I find this idea of not publishing your research - especially if you say you have significant-sounding findings - to be impractical and unscientific. It is self-sabotage, really. I am sure it's just a question of time priorities, but OMF needs to reconsider its strategy both in terms of the practical matter of advancing research understanding, and the kinds of comments made in public which can easily be used against the effort more broadly.

It's also no good creating an evidence base for treatment if you don't publish it. I mean...?

 

He's offering what he has, but making it appear that it’s more than what it is. I would rather hear that they're making progress in treating symptoms than getting people's hopes up and continue to say "cure". I feel it diminishes the seriousness of this illness.

 

From the vast amount of research I've read over the years (unable to read much now) it's pretty standard to say that the scientists expect significant results in 5 years, presumably because it ensures ongoing funding. Often the science is rubbish. This doesn't sound particularly rubbishy though.

 

He is not saying don't publish your research. He is saying the effort should be on finding cures not generating publications. Modern academia emphasizes publishing whether or not the article/research is important. If the researcher is overly concerned with generating publications for tenure and promotion (which is time-consuming), then the less time that they will spend on the actual research itself.

 

Maybe the results from 23andme tests could be useful. I just checked my test results from about 10 years ago, and there were several results from different IDO2 SNPs. At that time many of us had the test, so if we could get the actual
rs number-s, and they were analyzed in the test, we could have quite a few results in a short time. Just an idea.

 

Transcript of the second part of the video (Interview with Ron Davis & Janet Dafoe)

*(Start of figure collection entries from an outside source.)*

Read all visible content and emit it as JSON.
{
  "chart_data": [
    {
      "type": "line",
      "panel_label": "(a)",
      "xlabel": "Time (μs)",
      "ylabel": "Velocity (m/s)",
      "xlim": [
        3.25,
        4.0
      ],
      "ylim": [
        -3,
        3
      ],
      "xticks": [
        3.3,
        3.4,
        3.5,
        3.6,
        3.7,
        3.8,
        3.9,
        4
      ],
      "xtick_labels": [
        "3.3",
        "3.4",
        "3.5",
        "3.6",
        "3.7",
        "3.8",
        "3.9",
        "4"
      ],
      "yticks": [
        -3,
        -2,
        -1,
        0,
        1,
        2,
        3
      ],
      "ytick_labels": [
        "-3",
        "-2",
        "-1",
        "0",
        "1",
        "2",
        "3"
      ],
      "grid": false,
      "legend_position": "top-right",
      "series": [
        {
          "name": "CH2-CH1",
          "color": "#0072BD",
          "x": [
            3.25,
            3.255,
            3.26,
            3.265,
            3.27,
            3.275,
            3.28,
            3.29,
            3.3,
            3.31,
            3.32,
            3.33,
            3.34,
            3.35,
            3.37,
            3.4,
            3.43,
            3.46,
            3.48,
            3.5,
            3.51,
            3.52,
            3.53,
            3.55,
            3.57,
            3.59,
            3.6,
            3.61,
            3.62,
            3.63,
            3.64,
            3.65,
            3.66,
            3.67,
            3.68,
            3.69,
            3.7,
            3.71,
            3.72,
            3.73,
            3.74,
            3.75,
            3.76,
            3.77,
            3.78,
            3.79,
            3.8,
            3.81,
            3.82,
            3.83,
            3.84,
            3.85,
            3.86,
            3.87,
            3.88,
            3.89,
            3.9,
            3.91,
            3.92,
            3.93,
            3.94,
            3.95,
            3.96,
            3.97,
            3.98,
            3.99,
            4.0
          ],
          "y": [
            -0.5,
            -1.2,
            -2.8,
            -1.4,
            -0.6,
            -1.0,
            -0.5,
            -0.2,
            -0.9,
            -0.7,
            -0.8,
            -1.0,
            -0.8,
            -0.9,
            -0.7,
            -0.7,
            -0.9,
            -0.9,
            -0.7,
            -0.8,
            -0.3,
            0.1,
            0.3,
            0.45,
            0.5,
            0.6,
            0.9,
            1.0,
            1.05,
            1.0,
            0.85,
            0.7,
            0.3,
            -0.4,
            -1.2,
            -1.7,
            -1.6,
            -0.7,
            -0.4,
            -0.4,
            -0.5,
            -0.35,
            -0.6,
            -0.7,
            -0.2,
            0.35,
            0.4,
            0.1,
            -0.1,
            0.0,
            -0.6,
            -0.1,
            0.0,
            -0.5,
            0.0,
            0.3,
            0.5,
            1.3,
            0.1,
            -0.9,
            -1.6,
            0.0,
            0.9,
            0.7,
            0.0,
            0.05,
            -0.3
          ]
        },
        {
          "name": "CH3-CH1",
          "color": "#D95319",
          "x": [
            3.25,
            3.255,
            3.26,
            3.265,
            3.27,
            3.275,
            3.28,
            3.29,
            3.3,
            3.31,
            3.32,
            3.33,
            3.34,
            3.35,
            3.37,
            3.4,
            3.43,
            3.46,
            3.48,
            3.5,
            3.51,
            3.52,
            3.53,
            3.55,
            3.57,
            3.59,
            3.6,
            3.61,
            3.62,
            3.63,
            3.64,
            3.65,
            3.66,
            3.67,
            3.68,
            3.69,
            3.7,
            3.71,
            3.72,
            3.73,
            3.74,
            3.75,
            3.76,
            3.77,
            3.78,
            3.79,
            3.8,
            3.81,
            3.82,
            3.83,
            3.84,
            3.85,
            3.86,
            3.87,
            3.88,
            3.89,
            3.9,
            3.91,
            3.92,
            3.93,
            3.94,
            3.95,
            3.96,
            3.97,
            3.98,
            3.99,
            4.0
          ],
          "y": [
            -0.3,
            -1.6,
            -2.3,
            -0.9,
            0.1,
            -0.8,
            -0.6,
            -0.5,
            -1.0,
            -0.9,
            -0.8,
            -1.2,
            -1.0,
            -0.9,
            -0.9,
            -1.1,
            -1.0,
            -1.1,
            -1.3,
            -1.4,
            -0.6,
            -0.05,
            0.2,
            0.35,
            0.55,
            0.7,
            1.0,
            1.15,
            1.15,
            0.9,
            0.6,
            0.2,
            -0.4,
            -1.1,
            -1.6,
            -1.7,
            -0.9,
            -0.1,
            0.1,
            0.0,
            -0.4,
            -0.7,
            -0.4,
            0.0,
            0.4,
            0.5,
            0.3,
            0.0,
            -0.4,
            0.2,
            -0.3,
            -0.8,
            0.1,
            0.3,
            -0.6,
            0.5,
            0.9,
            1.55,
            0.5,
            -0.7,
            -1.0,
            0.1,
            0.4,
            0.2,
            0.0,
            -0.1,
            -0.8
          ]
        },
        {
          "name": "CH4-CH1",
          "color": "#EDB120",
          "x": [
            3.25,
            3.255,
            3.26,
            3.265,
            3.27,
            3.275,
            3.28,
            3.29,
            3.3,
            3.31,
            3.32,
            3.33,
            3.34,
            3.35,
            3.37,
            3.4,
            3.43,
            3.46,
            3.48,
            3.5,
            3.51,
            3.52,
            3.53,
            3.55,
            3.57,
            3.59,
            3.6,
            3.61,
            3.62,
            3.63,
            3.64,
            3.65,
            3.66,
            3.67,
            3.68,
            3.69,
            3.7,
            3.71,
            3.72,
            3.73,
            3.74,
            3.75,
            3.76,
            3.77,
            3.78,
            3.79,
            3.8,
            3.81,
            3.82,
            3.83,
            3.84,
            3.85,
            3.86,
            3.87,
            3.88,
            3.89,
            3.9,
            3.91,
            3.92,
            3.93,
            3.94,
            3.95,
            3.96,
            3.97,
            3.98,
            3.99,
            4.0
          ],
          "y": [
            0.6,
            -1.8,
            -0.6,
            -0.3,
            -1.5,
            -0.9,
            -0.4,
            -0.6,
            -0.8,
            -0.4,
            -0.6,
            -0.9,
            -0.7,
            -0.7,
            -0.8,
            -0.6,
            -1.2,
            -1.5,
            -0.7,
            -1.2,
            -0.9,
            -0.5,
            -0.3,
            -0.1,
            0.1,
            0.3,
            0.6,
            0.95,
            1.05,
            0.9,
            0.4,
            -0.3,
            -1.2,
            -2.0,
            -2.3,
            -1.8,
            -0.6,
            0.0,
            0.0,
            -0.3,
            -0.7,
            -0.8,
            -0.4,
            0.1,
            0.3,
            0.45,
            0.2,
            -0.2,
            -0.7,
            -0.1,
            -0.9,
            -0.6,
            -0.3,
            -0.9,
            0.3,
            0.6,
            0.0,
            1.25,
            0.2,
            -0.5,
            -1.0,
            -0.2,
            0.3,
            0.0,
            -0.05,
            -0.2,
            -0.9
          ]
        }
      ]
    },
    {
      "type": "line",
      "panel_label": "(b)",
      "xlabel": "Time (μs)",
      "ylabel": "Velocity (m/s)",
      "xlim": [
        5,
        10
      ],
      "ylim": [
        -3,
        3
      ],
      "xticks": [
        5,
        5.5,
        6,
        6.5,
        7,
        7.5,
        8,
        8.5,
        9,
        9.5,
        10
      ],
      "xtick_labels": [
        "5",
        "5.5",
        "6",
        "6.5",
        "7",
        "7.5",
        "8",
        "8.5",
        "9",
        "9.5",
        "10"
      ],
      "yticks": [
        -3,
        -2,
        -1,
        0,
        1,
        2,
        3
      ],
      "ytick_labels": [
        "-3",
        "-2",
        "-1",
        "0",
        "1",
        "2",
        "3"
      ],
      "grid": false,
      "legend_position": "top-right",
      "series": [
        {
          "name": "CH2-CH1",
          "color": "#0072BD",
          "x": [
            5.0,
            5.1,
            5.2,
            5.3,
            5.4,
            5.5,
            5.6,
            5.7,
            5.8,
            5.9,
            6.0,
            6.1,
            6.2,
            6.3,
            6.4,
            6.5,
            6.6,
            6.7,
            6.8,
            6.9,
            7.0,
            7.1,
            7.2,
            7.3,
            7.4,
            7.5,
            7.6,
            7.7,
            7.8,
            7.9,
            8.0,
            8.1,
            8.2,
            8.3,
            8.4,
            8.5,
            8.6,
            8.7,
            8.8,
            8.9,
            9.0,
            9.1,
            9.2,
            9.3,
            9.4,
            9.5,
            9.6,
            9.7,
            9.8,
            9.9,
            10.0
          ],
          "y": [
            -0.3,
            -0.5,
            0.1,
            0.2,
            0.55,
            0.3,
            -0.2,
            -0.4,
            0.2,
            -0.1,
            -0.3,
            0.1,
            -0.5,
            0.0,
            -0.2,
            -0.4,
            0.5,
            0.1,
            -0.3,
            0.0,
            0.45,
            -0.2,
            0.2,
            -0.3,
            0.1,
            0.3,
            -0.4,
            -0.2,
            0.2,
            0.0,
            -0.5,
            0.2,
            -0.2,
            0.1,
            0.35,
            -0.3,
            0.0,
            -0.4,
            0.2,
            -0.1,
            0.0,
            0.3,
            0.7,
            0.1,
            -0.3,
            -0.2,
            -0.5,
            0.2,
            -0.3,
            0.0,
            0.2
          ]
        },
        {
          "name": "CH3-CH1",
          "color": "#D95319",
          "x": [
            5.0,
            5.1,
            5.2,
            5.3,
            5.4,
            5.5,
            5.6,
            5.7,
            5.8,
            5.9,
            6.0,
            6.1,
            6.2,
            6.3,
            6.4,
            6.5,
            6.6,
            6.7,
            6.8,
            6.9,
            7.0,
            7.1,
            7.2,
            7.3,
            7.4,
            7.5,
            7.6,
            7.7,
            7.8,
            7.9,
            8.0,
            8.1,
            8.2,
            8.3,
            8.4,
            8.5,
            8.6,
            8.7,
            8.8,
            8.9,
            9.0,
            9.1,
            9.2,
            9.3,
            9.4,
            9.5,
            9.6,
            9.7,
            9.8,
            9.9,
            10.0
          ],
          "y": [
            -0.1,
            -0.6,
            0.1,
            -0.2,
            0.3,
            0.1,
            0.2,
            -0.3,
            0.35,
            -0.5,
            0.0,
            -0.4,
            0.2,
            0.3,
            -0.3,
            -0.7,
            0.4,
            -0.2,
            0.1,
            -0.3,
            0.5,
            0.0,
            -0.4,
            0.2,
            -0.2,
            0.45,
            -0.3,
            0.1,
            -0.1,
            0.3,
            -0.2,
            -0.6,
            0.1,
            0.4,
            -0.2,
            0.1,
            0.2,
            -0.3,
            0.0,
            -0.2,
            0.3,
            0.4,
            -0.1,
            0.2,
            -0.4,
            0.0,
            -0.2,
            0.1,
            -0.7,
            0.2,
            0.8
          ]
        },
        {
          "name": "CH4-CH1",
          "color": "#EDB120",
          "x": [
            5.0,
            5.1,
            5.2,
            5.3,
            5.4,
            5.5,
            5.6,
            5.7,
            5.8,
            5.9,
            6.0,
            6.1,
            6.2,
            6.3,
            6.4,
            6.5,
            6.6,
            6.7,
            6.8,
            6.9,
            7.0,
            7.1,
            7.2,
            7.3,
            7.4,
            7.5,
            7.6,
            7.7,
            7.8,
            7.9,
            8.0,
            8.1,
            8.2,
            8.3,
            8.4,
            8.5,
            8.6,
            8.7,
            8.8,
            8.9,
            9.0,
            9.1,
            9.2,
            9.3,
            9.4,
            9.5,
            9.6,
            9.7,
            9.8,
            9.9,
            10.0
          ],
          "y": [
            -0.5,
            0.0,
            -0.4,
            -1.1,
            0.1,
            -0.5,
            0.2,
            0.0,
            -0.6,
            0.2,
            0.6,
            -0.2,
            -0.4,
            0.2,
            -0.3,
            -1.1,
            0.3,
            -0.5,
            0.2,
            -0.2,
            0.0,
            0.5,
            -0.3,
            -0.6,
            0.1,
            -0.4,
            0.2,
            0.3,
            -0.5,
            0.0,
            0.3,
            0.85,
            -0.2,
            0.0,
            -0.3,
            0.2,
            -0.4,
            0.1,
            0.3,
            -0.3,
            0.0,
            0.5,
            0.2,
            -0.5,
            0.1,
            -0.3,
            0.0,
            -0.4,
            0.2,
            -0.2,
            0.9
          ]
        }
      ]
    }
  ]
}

ETA the transcript of the last interview with Prof. Sarah Tyson

 

Quite right. "Publish or perish" is a common turn of phrase in academia. Gotta meet your quota of peer-reviewed published papers or risk losing your job! These pressures have trickle-down effects from research risk adversity (negative results are hard to get published) to pro forma studies designed just to generate a bunch of data that can be transformed into fast papers. The science suffers, and much time (and money) is squandered. It's how the system is set up, unfortunately.

 

I could not agree more, and I hope this is done as soon as possible. It does not seem that difficult compared to the other research and funding challenges. Something on this IDO2 mutation would be really interesting and as you say would spur interest from others. This approach seems to silo the research unnecessarily, potentially slowing things down whereas the goal is presumably to speed it up by not prioritising writing up research. Targeted papers - not pointless, but informative, transparent, and designed to catalyze the process - seem worth doing.

 

They seem vested in the IDO2 metabolic trap hypothesis, maybe a little too much in my view. I still haven't learned why they decided to pick that particular gene and mutation out of the tens of thousands of other genes. Even if they only consider genes that could create a bistable system and metabolic trap, Phair has already mentioned there are several other candidates.

The other question is how it ties into the Abilify improvements, which seems hard to understand. If they believe that the metabolic trap is the cause of the disease and that Abilify improves patients, then you'd think Abilify would affect kynurenine or tryptophan pathways in some way, but everything we hear is that it primarily affects dopamine.

I also think they should publish more. Actually, this paper from Moreau et al. who collaborate with OMF is in the 99th percentile of all articles of similar age according to metrics, so clearly such articles can have a big impact.